Cloudera is using the Strata + Hadoop World event in New York City to unveil Impala, an Apache-licensed query engine for data stored in HDFS (Hadoop Distributed File System) and HBase, which it’s packaging for clients as Cloudera Enterprise RTQ.
Cloudera claims the new platform, which is entering public beta, can process queries 10 to 30 times faster than Hive/MapReduce. While Cloudera’s marketing materials refer to that sort of processing speed as “real time” and “speed of thought,” the company’s chief architect suggests that “real time” in data analytics is better framed as “waiting less.”
“It’s when you sit and wait for it to finish, as opposed to going for a cup of coffee or even letting it run overnight,” Doug Cutting, who co-wrote the Hadoop framework, said in an interview. “That’s ‘real time.’”

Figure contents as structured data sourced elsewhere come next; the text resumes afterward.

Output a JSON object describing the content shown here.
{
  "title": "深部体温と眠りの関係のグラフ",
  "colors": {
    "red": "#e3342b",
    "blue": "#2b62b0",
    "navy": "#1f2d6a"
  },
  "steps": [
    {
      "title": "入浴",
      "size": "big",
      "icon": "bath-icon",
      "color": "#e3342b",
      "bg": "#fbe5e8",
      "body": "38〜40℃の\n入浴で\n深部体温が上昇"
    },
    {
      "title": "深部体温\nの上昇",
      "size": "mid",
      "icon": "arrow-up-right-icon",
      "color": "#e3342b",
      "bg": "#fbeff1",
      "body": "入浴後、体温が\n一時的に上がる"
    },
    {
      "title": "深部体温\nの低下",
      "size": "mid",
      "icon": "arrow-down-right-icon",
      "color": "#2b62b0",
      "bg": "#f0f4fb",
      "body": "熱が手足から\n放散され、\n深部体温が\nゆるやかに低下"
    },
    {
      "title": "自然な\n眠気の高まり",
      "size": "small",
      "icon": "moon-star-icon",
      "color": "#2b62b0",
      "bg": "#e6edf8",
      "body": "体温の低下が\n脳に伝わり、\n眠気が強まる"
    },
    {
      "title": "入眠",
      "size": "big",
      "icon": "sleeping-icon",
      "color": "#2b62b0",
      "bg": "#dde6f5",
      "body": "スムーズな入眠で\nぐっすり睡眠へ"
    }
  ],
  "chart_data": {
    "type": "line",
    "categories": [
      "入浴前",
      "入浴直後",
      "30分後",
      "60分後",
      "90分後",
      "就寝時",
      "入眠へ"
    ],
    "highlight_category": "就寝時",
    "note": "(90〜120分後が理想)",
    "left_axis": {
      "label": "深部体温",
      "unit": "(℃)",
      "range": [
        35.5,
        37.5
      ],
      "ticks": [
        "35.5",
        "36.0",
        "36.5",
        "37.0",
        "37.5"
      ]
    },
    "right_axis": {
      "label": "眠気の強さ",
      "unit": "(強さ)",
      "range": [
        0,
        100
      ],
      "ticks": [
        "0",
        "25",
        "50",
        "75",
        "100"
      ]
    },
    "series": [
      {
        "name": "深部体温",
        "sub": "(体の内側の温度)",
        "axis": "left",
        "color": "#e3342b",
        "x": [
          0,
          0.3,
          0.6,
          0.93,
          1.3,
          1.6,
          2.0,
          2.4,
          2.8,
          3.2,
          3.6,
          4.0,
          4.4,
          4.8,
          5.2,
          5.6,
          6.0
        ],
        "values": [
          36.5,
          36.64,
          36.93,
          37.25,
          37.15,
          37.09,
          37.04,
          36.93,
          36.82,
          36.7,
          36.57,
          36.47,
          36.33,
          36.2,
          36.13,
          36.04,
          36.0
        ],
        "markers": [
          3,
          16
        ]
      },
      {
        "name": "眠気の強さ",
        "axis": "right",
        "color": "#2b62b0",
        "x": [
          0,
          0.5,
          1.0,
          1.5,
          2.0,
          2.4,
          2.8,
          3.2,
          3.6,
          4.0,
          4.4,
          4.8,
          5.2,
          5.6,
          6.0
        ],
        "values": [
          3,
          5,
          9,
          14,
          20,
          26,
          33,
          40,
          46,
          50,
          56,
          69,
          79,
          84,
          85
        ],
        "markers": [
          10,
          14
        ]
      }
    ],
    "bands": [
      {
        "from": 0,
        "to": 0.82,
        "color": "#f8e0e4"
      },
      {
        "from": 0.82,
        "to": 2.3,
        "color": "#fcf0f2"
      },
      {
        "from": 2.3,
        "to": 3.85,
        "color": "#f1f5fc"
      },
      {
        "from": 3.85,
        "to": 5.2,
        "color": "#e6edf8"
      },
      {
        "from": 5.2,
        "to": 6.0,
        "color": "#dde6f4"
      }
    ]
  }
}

The extra speed is all the more impressive when you consider how companies are wrestling with more in-house data than ever before. But those epic datasets also create sizable backend issues, especially with regard to latency.

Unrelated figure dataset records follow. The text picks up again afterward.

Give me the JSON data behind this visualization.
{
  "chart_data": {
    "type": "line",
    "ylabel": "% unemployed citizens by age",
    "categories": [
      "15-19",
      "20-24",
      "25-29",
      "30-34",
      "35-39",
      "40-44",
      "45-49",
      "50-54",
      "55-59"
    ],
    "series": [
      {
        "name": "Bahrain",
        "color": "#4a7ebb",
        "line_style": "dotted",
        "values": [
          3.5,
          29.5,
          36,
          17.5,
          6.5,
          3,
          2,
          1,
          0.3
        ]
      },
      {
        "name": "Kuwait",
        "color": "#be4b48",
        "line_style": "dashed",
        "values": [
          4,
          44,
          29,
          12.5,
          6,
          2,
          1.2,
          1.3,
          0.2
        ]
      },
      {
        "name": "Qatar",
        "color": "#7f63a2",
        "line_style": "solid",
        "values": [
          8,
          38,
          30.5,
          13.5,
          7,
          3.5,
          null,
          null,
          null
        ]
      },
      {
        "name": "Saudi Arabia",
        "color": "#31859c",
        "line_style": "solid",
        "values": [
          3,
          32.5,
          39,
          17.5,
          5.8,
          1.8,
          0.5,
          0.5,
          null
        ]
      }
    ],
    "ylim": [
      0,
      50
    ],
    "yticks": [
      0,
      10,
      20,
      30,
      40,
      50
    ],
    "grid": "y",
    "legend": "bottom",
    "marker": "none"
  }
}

Many IT vendors constructing software platforms for storing and managing data have looked to Google, which has developed groundbreaking data systems as a matter of necessity. Cutting referred to Google’s research papers on Spanner (a globally distributed, synchronously-replicated database) and Dremel (a massively scalable query system) as inspirational for developers looking for innovative ways to handle data.
Apache Hadoop isn’t the only open-source framework for running data applications on large hardware clusters, but it’s become the clear favorite of many organizations such as Facebook and IBM. Research firms have attributed much of this interest to the cost savings and flexibility inherent in open-source software. Hadoop birthed platforms like HBase, a non-relational distributed database modeled on Google BigTable and run atop HDFS. Impala, in Cutting’s words, is another “step down the path,” offering the ability to process a wide variety of data types and volumes (including structured and unstructured), expressing those queries in SQL.
As Hadoop and its related systems evolve, there’s a continuing reduction in the amount of time needed to speedily process large amounts of data. Cutting doesn’t see many limits to Hadoop as a data processing system—at least “nothing that couldn’t be worked around.”
Cloudera is keeping Impala open-source. Although the company has a sizable lead in the Hadoop space, it faces continuing competition from HortonWorks and MapR for customers—all of which aspire to become the primary provider of Hadoop-related distributions and support (that’s in contrast to companies like IBM, which are using Hadoop primarily as an added feature to their proprietary platforms).
But Cutting believes it’d be difficult for other players to enter this “pure” Hadoop vendor marketplace, at least in the near term. “It’s tough to get going,” he said. “It’s taken us close to four years.” Cloudera is betting that Impala, scheduled for general availability in the first quarter of 2013, will buy it a little more space apart from the competition.